FILTER (LANG(?subjectLabel) = 'en') . FILTER (LANG(?objectLabel) = 'en') .
?property ?ref ?propUrl . ?property a wikibase:Property . ?property rdfs:label ?propLabel
FILTER (lang(?propLabel) = 'en' ) . FILTER (?subjectUrl IN (entity:Q2, entity:Q405, entity:Q525)) . FILTER (?objectUrl IN (entity:Q2, entity:Q405, entity:Q525)) .
} LIMIT 200
Is it feasible have a SPARQL query with this objective return in a few seconds?
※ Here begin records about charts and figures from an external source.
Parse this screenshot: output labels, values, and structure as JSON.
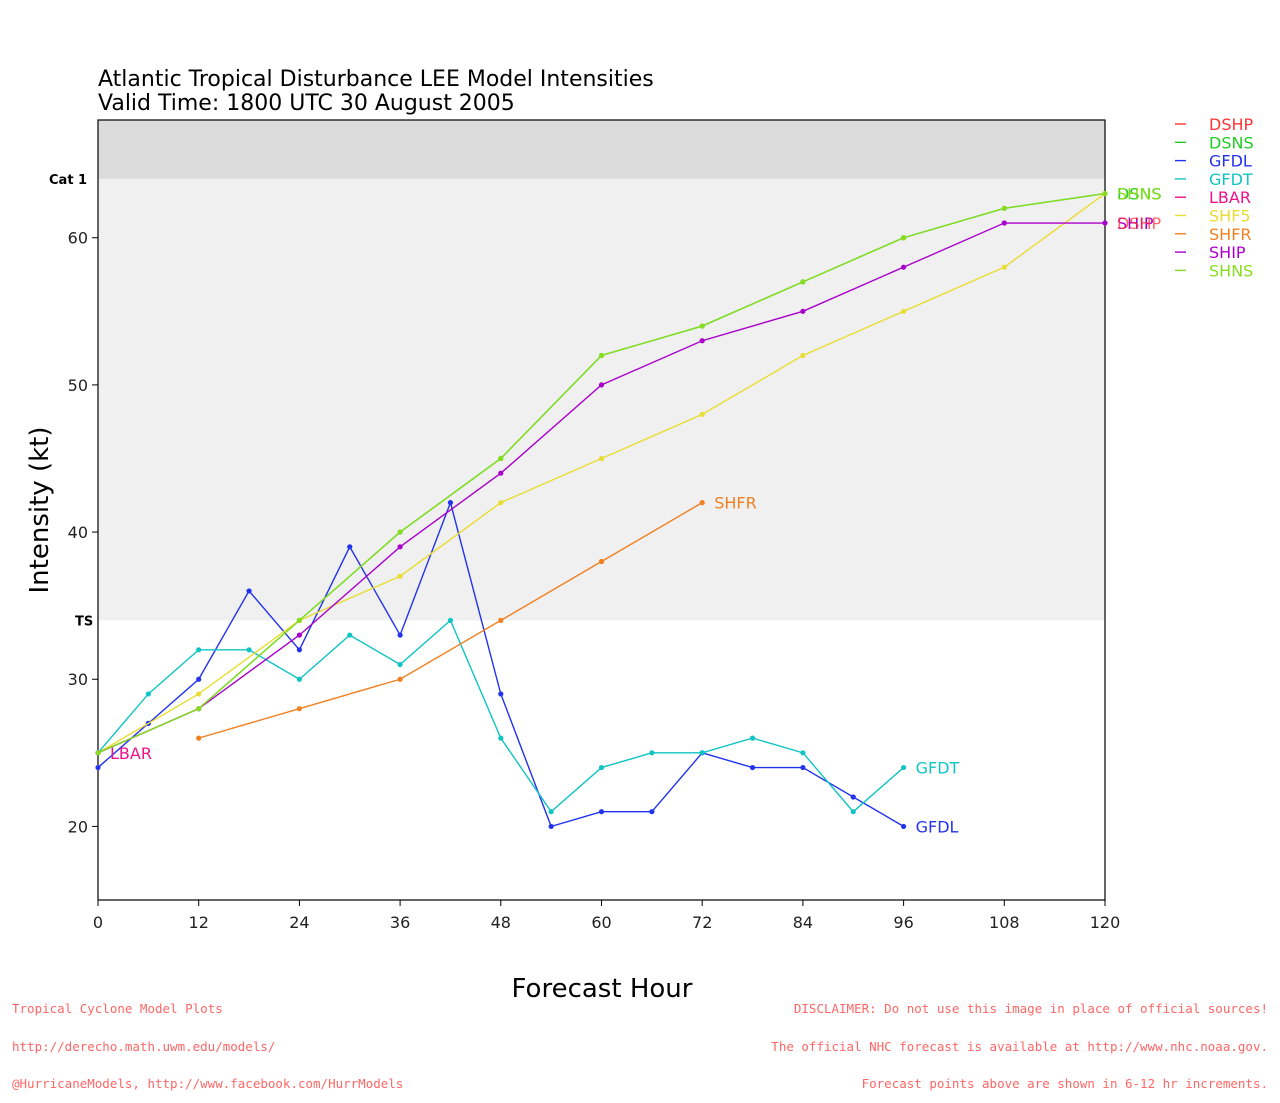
{
  "chart_data": {
    "type": "line",
    "title_lines": [
      "Atlantic Tropical Disturbance LEE Model Intensities",
      "Valid Time: 1800 UTC 30 August 2005"
    ],
    "xlabel": "Forecast Hour",
    "ylabel": "Intensity (kt)",
    "xlim": [
      0,
      120
    ],
    "ylim": [
      15,
      65
    ],
    "xticks": [
      0,
      12,
      24,
      36,
      48,
      60,
      72,
      84,
      96,
      108,
      120
    ],
    "yticks": [
      20,
      30,
      40,
      50,
      60
    ],
    "bands": [
      {
        "label": "TS",
        "from": 34,
        "to": 64,
        "color": "#f0f0f0"
      },
      {
        "label": "Cat 1",
        "from": 64,
        "to": 68,
        "color": "#dcdcdc"
      }
    ],
    "legend_position": "right",
    "series": [
      {
        "name": "DSHP",
        "color": "#ff3333",
        "x": [],
        "y": [],
        "end_label": ""
      },
      {
        "name": "DSNS",
        "color": "#22cc22",
        "x": [
          0,
          12,
          24,
          36,
          48,
          60,
          72,
          84,
          96,
          108,
          120
        ],
        "y": [
          25,
          28,
          34,
          40,
          45,
          52,
          54,
          57,
          60,
          62,
          63
        ],
        "end_label": "DSNS"
      },
      {
        "name": "GFDL",
        "color": "#2233ee",
        "x": [
          0,
          6,
          12,
          18,
          24,
          30,
          36,
          42,
          48,
          54,
          60,
          66,
          72,
          78,
          84,
          90,
          96
        ],
        "y": [
          24,
          27,
          30,
          36,
          32,
          39,
          33,
          42,
          29,
          20,
          21,
          21,
          25,
          24,
          24,
          22,
          20
        ],
        "end_label": "GFDL"
      },
      {
        "name": "GFDT",
        "color": "#11c4c4",
        "x": [
          0,
          6,
          12,
          18,
          24,
          30,
          36,
          42,
          48,
          54,
          60,
          66,
          72,
          78,
          84,
          90,
          96
        ],
        "y": [
          25,
          29,
          32,
          32,
          30,
          33,
          31,
          34,
          26,
          21,
          24,
          25,
          25,
          26,
          25,
          21,
          24
        ],
        "end_label": "GFDT"
      },
      {
        "name": "LBAR",
        "color": "#ee1188",
        "x": [
          0
        ],
        "y": [
          25
        ],
        "end_label": "LBAR"
      },
      {
        "name": "SHF5",
        "color": "#e8dd33",
        "x": [
          0,
          12,
          24,
          36,
          48,
          60,
          72,
          84,
          96,
          108,
          120
        ],
        "y": [
          25,
          29,
          34,
          37,
          42,
          45,
          48,
          52,
          55,
          58,
          63
        ],
        "end_label": ""
      },
      {
        "name": "SHFR",
        "color": "#f08020",
        "x": [
          12,
          24,
          36,
          48,
          60,
          72
        ],
        "y": [
          26,
          28,
          30,
          34,
          38,
          42
        ],
        "end_label": "SHFR"
      },
      {
        "name": "SHIP",
        "color": "#aa00cc",
        "x": [
          0,
          12,
          24,
          36,
          48,
          60,
          72,
          84,
          96,
          108,
          120
        ],
        "y": [
          25,
          28,
          33,
          39,
          44,
          50,
          53,
          55,
          58,
          61,
          61
        ],
        "end_label": "SHIP"
      },
      {
        "name": "SHNS",
        "color": "#88dd22",
        "x": [
          0,
          12,
          24,
          36,
          48,
          60,
          72,
          84,
          96,
          108,
          120
        ],
        "y": [
          25,
          28,
          34,
          40,
          45,
          52,
          54,
          57,
          60,
          62,
          63
        ],
        "end_label": "SHNS"
      }
    ],
    "dshp_end_label": "DSHP"
  },
  "footer": {
    "left_lines": [
      "Tropical Cyclone Model Plots",
      "http://derecho.math.uwm.edu/models/",
      "@HurricaneModels, http://www.facebook.com/HurrModels"
    ],
    "right_lines": [
      "DISCLAIMER: Do not use this image in place of official sources!",
      "The official NHC forecast is available at http://www.nhc.noaa.gov.",
      "Forecast points above are shown in 6-12 hr increments."
    ]
  }
}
If so, can you please give me some guidance on an approach?
Thanks, James Weaver
Hi!
I'm using the following Neo4j Cypher query that I'd like to replace with a SPARQL query against Wikidata:
MATCH (a:Item), (b:Item) WHERE a.itemId IN ['Q2', 'Q405', 'Q525'] AND b.itemId IN ['Q2', 'Q405', 'Q525'] WITH a, b OPTIONAL MATCH (a)-[rel]-(b) RETURN a, b, collect(rel)
This one seems to be working:
SELECT * WHERE { VALUES ?from {wd:Q2 wd:Q405 wd:Q525 } VALUES ?to {wd:Q2 wd:Q405 wd:Q525 } ?from ?rel ?to }
SELECT ?subjectUrl ?subjectLabel ?propUrl ?propLabel ?objectUrl ?objectLabel WHERE { hint:Query hint:optimizer 'None' . ?subjectUrl ?propUrl ?objectUrl . ?subjectUrl rdfs:label ?subjectLabel . ?objectUrl rdfs:label ?objectLabel . FILTER (LANG(?subjectLabel) = 'en') . FILTER (LANG(?objectLabel) = 'en') .
I don't think this is the best approach, as you basically told the engine to go through all labels in the system (that would be tens of millions) and you turned off optimizer so it can't even rearrange the clauses.